What’s just about the worst thing that can happen when you work in radio?
Well, I’m sure that question triggered no shortage of thoughts, from format attacks to that big cancellation.
But really the nuclear problem is when a station gets knocked off the air – whether it’s for five minutes or painfully, longer than that. While engineers are famous for building in redundancy, we’ve all been through the heartache of backup systems failing to kick in, despite huge investments in equipment and maintenance.
But radio isn’t the only one feeling the pain of outages as everyone gets more techie reliant over time. At the moment, Apple is grappling with an iOS7 crashing problem. They indicated they’re working on a fix for it, but random reboots have been apparently occurring since the new system was introduced last fall.
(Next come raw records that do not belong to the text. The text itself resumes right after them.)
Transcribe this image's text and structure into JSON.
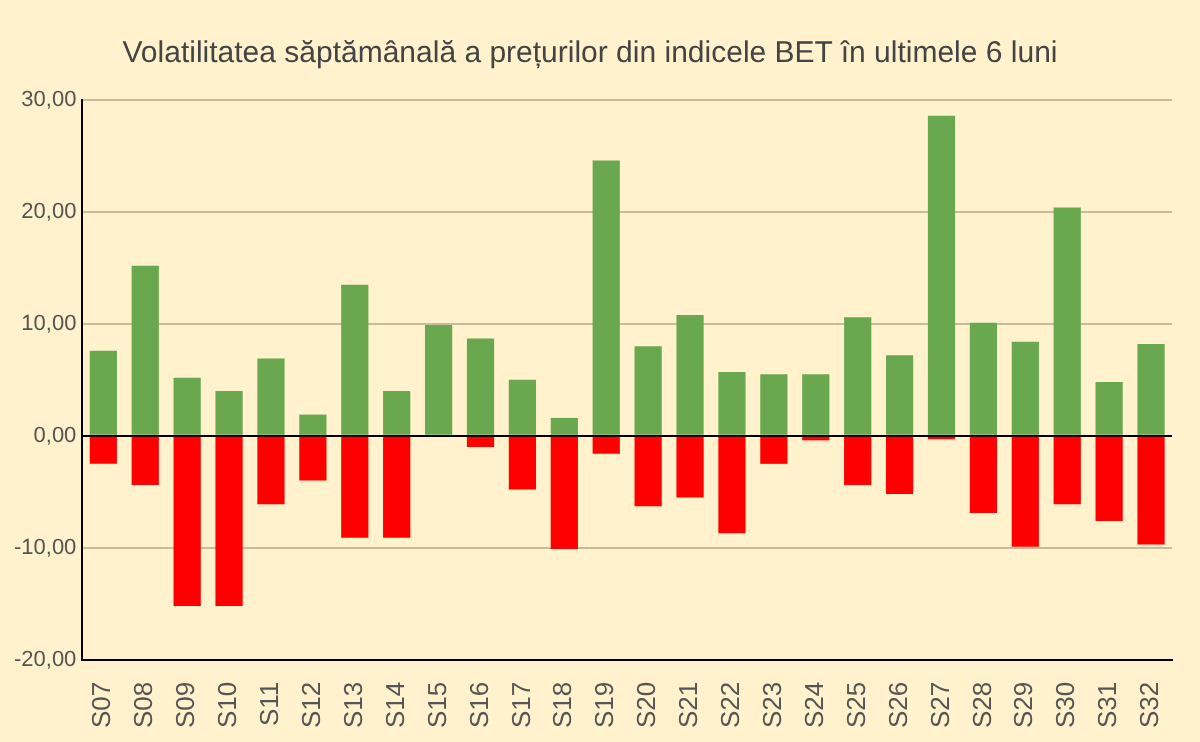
{
  "chart_data": {
    "type": "bar",
    "title": "Volatilitatea săptămânală a prețurilor din indicele BET în ultimele 6 luni",
    "stacked": true,
    "categories": [
      "S07",
      "S08",
      "S09",
      "S10",
      "S11",
      "S12",
      "S13",
      "S14",
      "S15",
      "S16",
      "S17",
      "S18",
      "S19",
      "S20",
      "S21",
      "S22",
      "S23",
      "S24",
      "S25",
      "S26",
      "S27",
      "S28",
      "S29",
      "S30",
      "S31",
      "S32"
    ],
    "series": [
      {
        "color": "#6aa84f",
        "values": [
          7.6,
          15.2,
          5.2,
          4.0,
          6.9,
          1.9,
          13.5,
          4.0,
          9.9,
          8.7,
          5.0,
          1.6,
          24.6,
          8.0,
          10.8,
          5.7,
          5.5,
          5.5,
          10.6,
          7.2,
          28.6,
          10.1,
          8.4,
          20.4,
          4.8,
          8.2
        ]
      },
      {
        "color": "#ff0000",
        "values": [
          -2.5,
          -4.4,
          -15.2,
          -15.2,
          -6.1,
          -4.0,
          -9.1,
          -9.1,
          null,
          -1.0,
          -4.8,
          -10.1,
          -1.6,
          -6.3,
          -5.5,
          -8.7,
          -2.5,
          -0.4,
          -4.4,
          -5.2,
          -0.3,
          -6.9,
          -9.9,
          -6.1,
          -7.6,
          -9.7
        ]
      }
    ],
    "ylim": [
      -20,
      30
    ],
    "yticks": [
      {
        "value": -20,
        "label": "-20,00"
      },
      {
        "value": -10,
        "label": "-10,00"
      },
      {
        "value": 0,
        "label": "0,00"
      },
      {
        "value": 10,
        "label": "10,00"
      },
      {
        "value": 20,
        "label": "20,00"
      },
      {
        "value": 30,
        "label": "30,00"
      }
    ],
    "grid": "y"
  }
}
Last week, Google Mail went out, impacting around 10% of their users. While the outage lasted under an hour, the global impact of this breakdown had a cataclysmic effect on the millions of subscribers – and the many more millions trying to contact them. Of course, Google encountered a software bug, thus creating the “off the air” moment on a prime time Friday.
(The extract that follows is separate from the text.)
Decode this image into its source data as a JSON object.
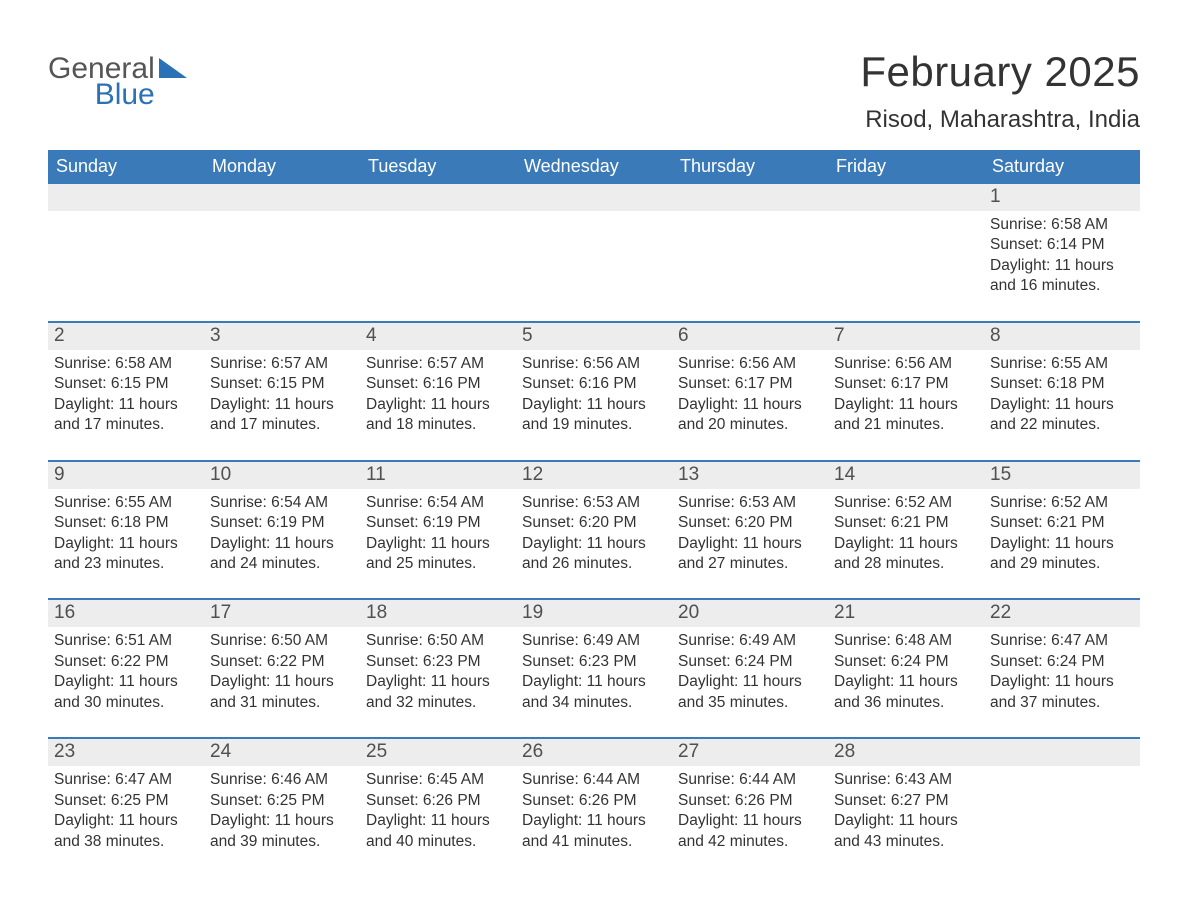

And we all know about Target’s issue with credit card security that occurred late last season during the height of holiday shopping. Millions were affected, along with the banks and financial institutions that support these credit cards. It still has not been entirely sorted out.
If you own a “connected car,” you also know up close and personal how the experience can be frustrating at times. Devices don’t always talk to each other flawlessly or “hear” what we’re trying to say to them, causing delays, breakdowns, and navigation mistakes.
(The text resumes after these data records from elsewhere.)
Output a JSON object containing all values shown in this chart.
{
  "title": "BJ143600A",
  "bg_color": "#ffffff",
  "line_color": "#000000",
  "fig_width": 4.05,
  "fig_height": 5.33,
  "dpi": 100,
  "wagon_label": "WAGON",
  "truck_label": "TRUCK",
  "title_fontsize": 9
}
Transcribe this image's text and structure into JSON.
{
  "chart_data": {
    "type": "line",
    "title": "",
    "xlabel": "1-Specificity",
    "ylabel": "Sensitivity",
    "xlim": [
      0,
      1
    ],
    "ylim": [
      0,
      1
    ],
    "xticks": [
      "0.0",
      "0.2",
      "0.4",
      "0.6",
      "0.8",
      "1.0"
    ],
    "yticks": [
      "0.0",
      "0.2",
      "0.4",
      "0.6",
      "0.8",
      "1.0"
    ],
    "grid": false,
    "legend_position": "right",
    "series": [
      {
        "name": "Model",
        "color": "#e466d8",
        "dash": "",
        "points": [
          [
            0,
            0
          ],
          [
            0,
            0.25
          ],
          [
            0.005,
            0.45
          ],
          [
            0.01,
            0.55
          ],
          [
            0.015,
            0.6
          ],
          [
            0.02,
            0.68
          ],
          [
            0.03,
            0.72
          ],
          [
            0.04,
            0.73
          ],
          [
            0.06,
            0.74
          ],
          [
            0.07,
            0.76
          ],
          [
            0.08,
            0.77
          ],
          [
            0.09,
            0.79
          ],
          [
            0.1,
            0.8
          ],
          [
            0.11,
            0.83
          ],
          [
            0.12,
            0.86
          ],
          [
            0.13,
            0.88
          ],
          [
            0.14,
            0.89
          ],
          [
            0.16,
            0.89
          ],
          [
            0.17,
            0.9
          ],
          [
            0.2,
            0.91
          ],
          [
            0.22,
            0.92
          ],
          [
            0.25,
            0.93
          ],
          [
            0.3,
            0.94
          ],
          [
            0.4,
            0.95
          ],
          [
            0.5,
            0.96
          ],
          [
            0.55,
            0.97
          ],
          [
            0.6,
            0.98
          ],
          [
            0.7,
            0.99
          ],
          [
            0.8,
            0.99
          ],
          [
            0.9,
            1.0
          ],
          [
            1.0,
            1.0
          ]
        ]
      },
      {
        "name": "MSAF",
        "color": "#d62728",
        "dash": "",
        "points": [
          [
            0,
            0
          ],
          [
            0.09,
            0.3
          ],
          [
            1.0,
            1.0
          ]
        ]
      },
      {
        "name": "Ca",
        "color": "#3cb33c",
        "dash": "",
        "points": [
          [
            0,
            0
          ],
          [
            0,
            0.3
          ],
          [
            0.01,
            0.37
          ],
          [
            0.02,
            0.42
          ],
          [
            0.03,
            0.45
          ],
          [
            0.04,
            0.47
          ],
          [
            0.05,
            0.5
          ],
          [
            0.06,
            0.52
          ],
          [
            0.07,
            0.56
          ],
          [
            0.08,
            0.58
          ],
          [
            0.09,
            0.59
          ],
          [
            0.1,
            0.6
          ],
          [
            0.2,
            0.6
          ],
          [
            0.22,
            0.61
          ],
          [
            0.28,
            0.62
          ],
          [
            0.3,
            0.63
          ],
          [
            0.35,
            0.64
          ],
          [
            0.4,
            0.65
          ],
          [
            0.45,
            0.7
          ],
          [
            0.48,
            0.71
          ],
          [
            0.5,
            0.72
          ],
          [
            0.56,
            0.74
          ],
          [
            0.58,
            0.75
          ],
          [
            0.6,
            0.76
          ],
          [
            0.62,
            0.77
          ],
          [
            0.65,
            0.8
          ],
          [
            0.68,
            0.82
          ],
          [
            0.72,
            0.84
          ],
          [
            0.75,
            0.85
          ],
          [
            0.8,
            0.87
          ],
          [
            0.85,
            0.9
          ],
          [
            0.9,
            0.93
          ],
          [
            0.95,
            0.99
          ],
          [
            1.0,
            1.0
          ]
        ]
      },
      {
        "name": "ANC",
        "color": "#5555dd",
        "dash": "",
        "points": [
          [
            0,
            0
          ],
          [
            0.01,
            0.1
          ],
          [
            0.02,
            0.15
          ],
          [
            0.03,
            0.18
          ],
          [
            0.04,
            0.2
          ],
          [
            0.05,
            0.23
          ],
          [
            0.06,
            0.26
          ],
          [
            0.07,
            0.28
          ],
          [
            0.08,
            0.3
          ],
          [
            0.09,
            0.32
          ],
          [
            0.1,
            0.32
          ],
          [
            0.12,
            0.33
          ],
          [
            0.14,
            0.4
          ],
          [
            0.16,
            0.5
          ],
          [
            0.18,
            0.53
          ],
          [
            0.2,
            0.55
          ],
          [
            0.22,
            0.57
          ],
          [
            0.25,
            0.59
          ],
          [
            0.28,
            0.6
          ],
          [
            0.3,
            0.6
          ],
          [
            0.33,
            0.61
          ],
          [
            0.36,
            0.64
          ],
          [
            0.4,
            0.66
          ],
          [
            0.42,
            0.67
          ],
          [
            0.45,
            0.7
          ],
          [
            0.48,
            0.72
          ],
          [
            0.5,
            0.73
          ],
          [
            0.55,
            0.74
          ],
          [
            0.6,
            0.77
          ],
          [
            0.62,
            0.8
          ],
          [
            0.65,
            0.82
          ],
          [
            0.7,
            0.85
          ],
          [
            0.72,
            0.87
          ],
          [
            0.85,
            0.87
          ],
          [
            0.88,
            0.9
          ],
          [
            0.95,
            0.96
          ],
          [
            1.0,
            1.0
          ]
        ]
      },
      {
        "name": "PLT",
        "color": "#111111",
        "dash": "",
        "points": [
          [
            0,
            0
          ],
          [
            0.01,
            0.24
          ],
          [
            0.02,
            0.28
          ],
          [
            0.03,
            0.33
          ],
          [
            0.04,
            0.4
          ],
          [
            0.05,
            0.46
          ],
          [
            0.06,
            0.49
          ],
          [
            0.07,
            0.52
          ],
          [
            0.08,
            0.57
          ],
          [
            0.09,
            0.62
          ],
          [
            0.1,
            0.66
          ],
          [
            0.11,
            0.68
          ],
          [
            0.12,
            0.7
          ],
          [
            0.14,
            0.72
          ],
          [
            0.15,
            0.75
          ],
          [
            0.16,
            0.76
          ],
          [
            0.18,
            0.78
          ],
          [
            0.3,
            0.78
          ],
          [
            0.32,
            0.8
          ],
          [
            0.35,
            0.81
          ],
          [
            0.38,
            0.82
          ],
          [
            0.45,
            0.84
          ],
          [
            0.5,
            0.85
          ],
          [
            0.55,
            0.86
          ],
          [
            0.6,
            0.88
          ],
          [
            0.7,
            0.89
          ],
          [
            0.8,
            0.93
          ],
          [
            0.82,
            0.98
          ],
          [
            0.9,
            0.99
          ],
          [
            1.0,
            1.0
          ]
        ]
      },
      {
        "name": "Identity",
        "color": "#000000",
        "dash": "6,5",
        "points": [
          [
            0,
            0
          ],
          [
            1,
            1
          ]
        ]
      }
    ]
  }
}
It gets even worse when a new product launches, and the experience isn’t exactly a smooth one. From the debut of the Healthcare.gov website last year to the very checkered launch of Beats Music last week, consumers have been forced to get used to things not working flawlessly – especially when they’re brand new.
And it’s a reminder that in a world where we increasingly expect perfection, mistakes, screw-ups, unforeseen accidents, and yes, bugs, are all part of doing business.
We know this on the jacAPPS side of the street where new mobile handset models are being introduced on a weekly basis. Each one presents a unique challenge because they are introduced to the marketplace before app developers can even purchase them.
On the right is an example of something that you see on your smartphone every day of the week – an app update designed to fix a litany of problems, bugs, glitches, and other snafus that impact the way consumers interface with the gadget they love. But as developers from all the above examples will tell you, it’s impossible to get it right all the time on every device and in ever situation.
This is all part of what Mark Zuckerberg calls hacking our way to success. Devices, technology, and gadgets rarely work perfectly, especially at the beginning. But the trade-off is our enjoyment of them, and the elation that accompanies a new and different medium, gadget, or technology.
So on the one hand, our elation skyrockets when we run across a new gadget, device, or medium that resonates. But on the other, our patience for things that don’t work the first time is shortening by the month. That puts a lot of pressure on innovators in the tech field to get it right the first time in an environment where that is becoming less and less possible.
And that brings us back to good old radio. Because in the big scheme of things, the incidence of stations actually going off the air is a lot less frequent than app breakdowns, web outages, software glitches, crashes, freeze-ups, and “blue screens of death.” It’s the Energizer Bunny of media.
From an advertiser standpoint, the chance of your commercials running seamlessly on broadcast radio has to be better and more reliable than clunky stream insertions, poorly executed video pre-rolls, and all the other screw-ups that occur every day when we open up apps, listen to streams, or navigate to a web page.
In fact, looking at it from a “breakdown per 1,000” uses, I’d bet that “old school” broadcast radio has a higher ratio of success than any smartphone app, pure-play platform, video game, or software operating system.
When was the last time you had to reboot your radio?